The reflector 40 is connected to the output of the 1 xn splitter 20 to which the fiber grating sensor 30 is not connected. The reflector 40 is used to reflect a stable reflected optical signal, such as a stable reflected optical power. The reflector 40 may be a faraday rotator mirror or the like. Since the reflector 40 is not affected by the same factors such as stress and temperature as the fiber grating sensor 30, the wavelength and power of light returned by the reflector 40 are not changed under normal conditions such as artificial bending. The processing circuit 50 is connected to the 1 × N splitter 20. The processing circuit 50 is used for processing the optical signals reflected by the fiber grating sensor 30 and the reflector 40, and further analyzing whether the detection by the reflector 40 and the fiber grating sensor 30 is accurate. For example, when the processing circuit 50 analyzes and finds that the optical signal reflected by the reflector 40 is severely attenuated, it can be determined that the external interference such as man-made interference occurs.

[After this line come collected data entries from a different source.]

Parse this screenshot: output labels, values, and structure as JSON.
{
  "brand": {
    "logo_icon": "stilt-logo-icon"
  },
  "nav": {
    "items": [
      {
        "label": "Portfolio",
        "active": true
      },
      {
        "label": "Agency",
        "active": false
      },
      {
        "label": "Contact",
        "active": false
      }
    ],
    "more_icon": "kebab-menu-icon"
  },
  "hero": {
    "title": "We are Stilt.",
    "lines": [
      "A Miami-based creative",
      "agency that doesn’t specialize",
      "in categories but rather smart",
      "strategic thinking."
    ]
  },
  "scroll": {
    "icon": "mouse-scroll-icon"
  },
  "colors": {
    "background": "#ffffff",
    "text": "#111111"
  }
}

It is understood that the 1 × N splitter 20 splits the optical signal into N channels, the fiber grating sensor 30 is connected to the device to be monitored through the optical fiber corresponding to the corresponding channels, and the reflector 40 is disposed at the end, so that the optical signals of the fiber grating sensor 30 and the reflector 40 can be reflected simultaneously and will be returned to the processing circuit 50, and the processing circuit 50 correspondingly analyzes the information reflected by the fiber grating sensor 30 and the reflector 40 respectively. Since the fiber grating sensor 30 can detect the interference of temperature and stress, etc., and the reflector 40 is not interfered by temperature and stress, the reflector 40 only generates loss under the interference of external factors such as human beings, etc., so that the loss of light generated by external factors such as human beings and the loss of light reflected by the fiber grating sensor 30 can be distinguished.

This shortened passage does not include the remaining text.